On last year’s “double 11” [November 11, Chinese Valentine day], online shopping reached 50.7 billion yuan in a day for Alibaba’s Taobao. Over the three days after the Thanksgiving holiday, US online and on-the-ground store sales had a total equivalent to 40.7 billion yuan, less than Alibaba sales in one day. And China was not even counting Netease, Tencent, Jingdong, or revenue from malls. This means that a new era has already arrived, while the American reaction is still slow. Alibaba deals were all made directly with Alipay. What does direct pay mean? It means that the currency is already out of the transaction stage, and the American leadership is built on the dollar. What is the dollar? It is a currency. In the future, when we no longer use money, traditional money settlement will become useless. When money becomes useless, will an empire built on money still exist? That is the question to be considered by the Americans.

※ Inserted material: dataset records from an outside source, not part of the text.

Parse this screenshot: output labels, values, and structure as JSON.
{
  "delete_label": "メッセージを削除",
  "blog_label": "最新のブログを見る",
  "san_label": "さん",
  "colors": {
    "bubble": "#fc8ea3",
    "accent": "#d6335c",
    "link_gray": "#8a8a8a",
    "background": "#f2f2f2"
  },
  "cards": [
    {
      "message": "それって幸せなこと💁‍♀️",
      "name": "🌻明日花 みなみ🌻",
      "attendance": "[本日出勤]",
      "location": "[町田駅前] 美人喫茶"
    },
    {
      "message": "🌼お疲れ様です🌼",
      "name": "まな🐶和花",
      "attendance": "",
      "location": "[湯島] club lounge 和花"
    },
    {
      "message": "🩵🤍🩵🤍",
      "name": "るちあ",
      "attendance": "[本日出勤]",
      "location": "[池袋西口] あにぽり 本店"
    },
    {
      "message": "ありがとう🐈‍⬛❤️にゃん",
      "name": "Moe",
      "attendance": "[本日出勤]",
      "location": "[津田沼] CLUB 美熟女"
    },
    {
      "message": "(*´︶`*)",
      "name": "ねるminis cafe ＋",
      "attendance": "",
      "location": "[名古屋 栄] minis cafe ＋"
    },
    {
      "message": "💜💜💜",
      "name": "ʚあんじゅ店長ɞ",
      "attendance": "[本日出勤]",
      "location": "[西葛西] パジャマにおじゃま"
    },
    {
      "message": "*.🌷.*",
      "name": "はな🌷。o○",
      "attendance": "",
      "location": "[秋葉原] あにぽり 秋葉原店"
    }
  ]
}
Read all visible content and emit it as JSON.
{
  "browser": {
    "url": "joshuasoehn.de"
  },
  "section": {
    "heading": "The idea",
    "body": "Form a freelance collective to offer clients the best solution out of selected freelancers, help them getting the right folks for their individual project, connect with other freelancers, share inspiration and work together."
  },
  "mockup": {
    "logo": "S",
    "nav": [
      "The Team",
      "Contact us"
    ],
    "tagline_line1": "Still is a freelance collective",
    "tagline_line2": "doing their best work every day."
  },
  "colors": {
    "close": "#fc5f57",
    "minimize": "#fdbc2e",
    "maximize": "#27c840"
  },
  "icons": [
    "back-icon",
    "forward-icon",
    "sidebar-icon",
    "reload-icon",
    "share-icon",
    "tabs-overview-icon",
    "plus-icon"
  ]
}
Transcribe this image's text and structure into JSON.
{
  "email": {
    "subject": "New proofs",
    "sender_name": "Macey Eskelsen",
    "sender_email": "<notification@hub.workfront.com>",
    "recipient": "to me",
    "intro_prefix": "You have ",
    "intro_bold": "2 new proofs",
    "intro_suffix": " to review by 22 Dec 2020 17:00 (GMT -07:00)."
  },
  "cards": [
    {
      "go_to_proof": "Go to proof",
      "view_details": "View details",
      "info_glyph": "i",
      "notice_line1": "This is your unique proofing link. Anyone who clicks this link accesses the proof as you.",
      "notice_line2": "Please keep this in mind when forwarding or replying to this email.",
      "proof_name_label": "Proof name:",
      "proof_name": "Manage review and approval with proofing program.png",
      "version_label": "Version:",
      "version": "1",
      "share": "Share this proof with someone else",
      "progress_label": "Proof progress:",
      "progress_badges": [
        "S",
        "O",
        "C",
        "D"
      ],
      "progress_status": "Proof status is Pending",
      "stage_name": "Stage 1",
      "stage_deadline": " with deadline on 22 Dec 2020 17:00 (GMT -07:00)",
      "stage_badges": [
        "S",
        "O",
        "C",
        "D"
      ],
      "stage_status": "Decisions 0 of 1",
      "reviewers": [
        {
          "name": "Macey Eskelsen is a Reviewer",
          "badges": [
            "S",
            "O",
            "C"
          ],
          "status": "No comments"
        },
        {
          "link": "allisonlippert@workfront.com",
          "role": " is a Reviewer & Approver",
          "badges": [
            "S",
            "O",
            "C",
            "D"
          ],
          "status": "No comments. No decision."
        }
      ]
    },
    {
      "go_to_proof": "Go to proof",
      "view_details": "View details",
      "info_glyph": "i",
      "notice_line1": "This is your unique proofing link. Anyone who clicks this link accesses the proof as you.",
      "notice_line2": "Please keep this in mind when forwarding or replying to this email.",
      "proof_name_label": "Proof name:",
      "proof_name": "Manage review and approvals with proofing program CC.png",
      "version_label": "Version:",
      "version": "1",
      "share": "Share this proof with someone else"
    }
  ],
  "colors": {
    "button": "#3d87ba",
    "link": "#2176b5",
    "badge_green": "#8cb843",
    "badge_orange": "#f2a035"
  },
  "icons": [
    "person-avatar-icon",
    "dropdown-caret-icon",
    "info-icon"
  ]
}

3D printers also represent a future direction and will bring a fundamental changes in the mode of production in today’s society. Because production is changing and trade is changing, the world is bound to change radically. But history has proven that real change can lead to changes in the social nature, which will be led by these two [changes in production and trade modes] and no other factors. In China from the period of the late Qin Emperor, people began to rebel: Chen Sheng Wu Guang rose a revolution and uprisings occurred many times during 2,000 years of history. Rebellions, wars, revolutions—do they solve the problem? They do not solve the problem; they just bring a change of rulers, a low-level water circulation. These movements could not change the nature of the farming community, nor did they change the modes of production or the ways of trade. They could only bring a regime change. In the West too, Napoleon brought the glory of the French Revolution and led a new army baptized in the revolution across Europe, throwing down one crown after the other, but when he failed at Waterloo, Napoleon stepped down. All European kings were restored and immediately they returned to feudal society. The Industrial Revolution came when the British steam engine allowed humanity to greatly enhance its production and a large number of surplus products appeared. With the remaining products there was surplus value, and thus capital and capitalists. Capitalist society had arrived.
So today when capital may disappear with the disappearance of money and when production will also change with the emergence of 3D printer, mankind is about to enter a new social stage. This time China and the United States stand on the same starting line, the starting line of the Internet, big data, and cloud computing. We have to compare who is better at entering this era, rather than the vie for who will suppress whom. In this sense, I was saying that the United States picked the wrong opponent. The real opponent is the United States itself—or is this era. Precisely on this point, Americans appear amazingly slow. Because they are too eager to keep their leadership and never thought to share power with other countries, approaching this new social stage jointly still has many unknown areas and many uncertain barriers.